Ao passar pela terra, no tempo determinado pelo Criador ao criar a humanidade, a cada grupo correspondem um destino e uma tarefa. Nascer, cuidar, orientar os seus e, com o decorrer do fim das suas vidas, se é assim e escrito pelo destino, tornar-se uma ancestralidade para também, de uma forma ou outra, ajudar e orientar quem ele deixou como semente quando esteve de passagem na terra.

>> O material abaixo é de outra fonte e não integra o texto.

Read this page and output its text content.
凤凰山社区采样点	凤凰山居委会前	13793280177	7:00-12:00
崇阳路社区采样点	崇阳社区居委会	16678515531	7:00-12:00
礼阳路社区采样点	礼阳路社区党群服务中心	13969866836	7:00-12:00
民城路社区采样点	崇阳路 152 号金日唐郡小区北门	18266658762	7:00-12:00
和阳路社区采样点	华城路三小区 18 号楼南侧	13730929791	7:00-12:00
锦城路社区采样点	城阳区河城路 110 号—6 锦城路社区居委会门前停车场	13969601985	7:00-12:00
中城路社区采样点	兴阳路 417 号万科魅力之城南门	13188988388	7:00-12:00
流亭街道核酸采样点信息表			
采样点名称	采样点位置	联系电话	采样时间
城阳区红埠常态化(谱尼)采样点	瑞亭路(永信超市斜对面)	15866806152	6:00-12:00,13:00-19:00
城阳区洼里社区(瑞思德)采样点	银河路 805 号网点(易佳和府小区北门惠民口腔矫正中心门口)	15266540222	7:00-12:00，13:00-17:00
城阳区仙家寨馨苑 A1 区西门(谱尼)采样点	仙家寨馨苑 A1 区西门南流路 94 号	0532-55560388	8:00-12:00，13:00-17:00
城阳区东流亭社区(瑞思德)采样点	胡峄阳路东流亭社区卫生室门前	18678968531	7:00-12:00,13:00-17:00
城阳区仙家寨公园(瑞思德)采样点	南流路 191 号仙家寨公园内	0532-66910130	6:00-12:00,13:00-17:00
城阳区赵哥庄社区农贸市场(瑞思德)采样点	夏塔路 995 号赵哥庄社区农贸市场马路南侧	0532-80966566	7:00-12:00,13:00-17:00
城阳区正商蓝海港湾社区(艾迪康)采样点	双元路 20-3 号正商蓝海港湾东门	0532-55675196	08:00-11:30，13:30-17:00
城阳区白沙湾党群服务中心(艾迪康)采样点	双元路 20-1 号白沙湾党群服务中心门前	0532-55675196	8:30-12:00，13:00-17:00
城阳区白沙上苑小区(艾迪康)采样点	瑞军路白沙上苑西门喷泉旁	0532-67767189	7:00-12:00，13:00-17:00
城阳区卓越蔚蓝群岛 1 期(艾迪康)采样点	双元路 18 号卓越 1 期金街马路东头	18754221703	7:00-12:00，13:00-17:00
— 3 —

Nossos ancestrais foram também perseguidos na diáspora e sofreram por não concordarem com o que impõem religiosos de outros segmentos. Todos nós somos os mesmos seres, criados pelo mesmo Criador que no começo da humanidade escolheu a negra para ser sua progenitora. Mas o criador já sabia que um dia o filho biológico, por ver sua Mãe com a melanina preta, diferente da dele, iria torná-la sua escrava, e não contente, tornou seus irmãos escravos pelo mesmo motivo. O diferencial, que era a cor, também os escravizou.
Fonte: Mestre Cica de Óyó, Bábàlórisà, escritor, professor do idioma yorubá, pesquisador e disseminador da ancestralidade negra, em seu livro "O Batuque de Nação Òyó no Rio Grande do Sul".